Demikian proses dan perjalanan idealisme dalam dunia kehidupan yang telah banyak memberikan pengaruh kepada filsafat J. Fitche yang sependapat dengan Kant bahwa filsafat merupakan ilmu tentang batas-batas kemungkinan pengetahuan kita. Maksud ruang lingkup dunia sebatas kemampuan yang ada pada manusia. Demikian juga selanjutnya bahwa pengamatan berawal dari benda-benda menuju kepada aliran materialisme. Benda-benda atau objek diberi bentuk oleh akal yang disebut idealisme.[7][7]
            Hasil-hasil karya Plato memberikan kesaksian mengenai luasnya pengetahuan yang dipunyai mengenai para pendahulunya. Plato berusaha meleyakan suatu jembatan penghubung yang dapat mempersatukan pertentangan yang ekstrim antara sikap mengingkari keadaan diam yang diajarkan oleh Heraclitus dengan sikap mengingkari keadaan bergerak yang diajarkan oleh Parmenides. Hal ini menimbulkan ajarannya mengenai idea, yang bagaimanapun bukan merupakan suatu sikap yang mengabaikan kenyataan sehari-hari. Plato senantiasa mengajarkan agar orang berpangkal pada sesuatu yang terdapat di atas kenyataan duniawi, namun sekaligus berpegang erat kepada kenyataan duniawi.
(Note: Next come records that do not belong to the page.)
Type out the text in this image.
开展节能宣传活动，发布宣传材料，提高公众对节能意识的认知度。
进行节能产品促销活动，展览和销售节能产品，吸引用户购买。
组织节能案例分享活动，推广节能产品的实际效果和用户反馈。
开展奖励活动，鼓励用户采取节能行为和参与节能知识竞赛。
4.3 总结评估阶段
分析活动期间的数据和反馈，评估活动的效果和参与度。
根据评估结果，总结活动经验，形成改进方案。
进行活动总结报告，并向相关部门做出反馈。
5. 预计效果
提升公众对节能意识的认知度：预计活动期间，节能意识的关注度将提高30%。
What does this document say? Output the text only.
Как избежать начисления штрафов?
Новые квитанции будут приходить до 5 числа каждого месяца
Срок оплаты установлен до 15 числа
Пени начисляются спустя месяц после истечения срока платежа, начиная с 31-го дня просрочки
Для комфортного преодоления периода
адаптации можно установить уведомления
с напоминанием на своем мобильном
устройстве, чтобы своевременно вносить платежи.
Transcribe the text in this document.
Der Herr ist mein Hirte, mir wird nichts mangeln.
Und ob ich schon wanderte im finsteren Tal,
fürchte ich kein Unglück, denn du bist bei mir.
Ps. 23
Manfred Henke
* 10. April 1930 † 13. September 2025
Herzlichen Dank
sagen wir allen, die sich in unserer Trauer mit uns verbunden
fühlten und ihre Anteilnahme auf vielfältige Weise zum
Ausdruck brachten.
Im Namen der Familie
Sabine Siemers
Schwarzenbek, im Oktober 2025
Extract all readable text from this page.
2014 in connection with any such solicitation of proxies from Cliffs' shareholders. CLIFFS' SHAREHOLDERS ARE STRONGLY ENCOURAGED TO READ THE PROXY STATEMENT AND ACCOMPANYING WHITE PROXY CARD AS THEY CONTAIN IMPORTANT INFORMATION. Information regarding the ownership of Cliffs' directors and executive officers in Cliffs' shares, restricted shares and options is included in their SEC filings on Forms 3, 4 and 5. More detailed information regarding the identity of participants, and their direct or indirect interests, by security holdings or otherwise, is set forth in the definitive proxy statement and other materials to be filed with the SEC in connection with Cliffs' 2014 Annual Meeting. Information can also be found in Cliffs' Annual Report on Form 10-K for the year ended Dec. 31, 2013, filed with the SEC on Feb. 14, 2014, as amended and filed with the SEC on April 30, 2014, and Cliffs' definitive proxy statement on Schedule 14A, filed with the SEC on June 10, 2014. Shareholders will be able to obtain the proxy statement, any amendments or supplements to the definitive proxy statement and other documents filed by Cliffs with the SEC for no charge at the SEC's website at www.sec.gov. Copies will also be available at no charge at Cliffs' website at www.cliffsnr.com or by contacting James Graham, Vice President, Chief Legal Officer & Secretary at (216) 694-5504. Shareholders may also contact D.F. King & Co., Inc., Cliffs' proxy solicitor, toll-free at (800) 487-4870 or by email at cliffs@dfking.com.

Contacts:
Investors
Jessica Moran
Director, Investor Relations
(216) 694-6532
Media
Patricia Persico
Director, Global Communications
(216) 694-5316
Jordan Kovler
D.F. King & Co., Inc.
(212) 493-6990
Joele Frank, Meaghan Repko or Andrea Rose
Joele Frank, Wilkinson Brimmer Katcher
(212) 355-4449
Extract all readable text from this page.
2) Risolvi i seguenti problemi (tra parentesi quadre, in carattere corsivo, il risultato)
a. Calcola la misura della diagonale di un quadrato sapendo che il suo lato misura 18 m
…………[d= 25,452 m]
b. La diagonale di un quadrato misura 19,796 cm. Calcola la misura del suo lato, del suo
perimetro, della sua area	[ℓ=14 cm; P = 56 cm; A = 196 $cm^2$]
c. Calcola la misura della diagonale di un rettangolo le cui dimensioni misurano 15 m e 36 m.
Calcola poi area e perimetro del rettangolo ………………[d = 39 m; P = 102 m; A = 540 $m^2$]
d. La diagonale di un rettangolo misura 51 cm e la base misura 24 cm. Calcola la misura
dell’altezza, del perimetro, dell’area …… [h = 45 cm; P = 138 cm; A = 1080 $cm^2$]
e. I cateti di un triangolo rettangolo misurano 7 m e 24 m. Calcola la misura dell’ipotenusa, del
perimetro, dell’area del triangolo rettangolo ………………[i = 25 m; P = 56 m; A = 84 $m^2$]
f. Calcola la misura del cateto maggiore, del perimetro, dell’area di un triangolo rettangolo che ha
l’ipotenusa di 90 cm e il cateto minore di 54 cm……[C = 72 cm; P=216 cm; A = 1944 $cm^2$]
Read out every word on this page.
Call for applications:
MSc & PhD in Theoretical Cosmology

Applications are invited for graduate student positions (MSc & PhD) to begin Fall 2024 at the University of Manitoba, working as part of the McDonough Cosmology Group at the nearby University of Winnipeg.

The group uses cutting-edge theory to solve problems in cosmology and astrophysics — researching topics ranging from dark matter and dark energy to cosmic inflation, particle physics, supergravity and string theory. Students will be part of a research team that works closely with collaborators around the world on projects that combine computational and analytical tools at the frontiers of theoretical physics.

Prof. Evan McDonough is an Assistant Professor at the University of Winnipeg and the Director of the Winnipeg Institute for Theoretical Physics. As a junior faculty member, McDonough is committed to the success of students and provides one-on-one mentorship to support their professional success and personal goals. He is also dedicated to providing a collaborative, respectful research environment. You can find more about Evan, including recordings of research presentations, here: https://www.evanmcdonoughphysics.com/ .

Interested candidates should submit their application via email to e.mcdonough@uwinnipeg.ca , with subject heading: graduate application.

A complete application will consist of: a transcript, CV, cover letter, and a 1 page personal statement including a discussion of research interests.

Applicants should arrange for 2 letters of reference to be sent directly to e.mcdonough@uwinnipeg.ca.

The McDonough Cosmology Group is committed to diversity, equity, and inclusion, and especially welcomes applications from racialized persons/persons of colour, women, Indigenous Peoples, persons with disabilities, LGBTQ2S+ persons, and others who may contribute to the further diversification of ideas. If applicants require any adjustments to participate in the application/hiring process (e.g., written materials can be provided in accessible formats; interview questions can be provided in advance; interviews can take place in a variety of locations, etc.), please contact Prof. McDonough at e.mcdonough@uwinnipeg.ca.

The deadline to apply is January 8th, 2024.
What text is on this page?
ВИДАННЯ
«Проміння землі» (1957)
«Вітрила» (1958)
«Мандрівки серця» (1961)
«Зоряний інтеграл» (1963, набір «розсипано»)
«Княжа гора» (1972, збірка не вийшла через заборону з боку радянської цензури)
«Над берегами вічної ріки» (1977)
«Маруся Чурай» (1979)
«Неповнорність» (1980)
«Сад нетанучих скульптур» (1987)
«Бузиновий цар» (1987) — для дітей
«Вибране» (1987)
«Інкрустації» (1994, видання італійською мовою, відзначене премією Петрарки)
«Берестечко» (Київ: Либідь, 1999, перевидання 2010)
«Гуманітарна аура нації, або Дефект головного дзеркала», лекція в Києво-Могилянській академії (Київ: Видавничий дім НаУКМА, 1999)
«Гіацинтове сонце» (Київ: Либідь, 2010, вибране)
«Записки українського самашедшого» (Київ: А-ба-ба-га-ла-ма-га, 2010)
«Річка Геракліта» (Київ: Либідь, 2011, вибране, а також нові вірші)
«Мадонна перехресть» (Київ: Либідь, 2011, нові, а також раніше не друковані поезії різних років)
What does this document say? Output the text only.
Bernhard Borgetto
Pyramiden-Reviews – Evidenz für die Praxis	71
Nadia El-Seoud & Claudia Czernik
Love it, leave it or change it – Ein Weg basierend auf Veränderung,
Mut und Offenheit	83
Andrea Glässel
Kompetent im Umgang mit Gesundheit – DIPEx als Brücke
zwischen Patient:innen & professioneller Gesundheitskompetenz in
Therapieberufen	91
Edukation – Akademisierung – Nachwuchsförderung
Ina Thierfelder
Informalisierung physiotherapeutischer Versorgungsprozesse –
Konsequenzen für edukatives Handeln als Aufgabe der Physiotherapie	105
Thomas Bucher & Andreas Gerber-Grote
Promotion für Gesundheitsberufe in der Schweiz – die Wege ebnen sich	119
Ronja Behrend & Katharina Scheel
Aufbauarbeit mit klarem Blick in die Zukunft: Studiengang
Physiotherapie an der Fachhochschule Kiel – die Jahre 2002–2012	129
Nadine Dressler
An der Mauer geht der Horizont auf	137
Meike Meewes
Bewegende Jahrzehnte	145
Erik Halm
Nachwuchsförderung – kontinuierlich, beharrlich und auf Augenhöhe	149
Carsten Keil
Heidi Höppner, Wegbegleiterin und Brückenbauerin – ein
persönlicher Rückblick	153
Keadaan ini harus ditinjau dari segi ide-ide. Ajarannya tidak berkecenderungan untuk memandang dunia sebagai sesuatu yang buruk, dunia merupakan suatu yang harus diatur oleh manusia. Kitab-kitabnya yang berjudul Negara dan Hukum memperlihatkan bahwa Plato tidak mengajarkan manusia melarikan diri dari kenyataan duniawi.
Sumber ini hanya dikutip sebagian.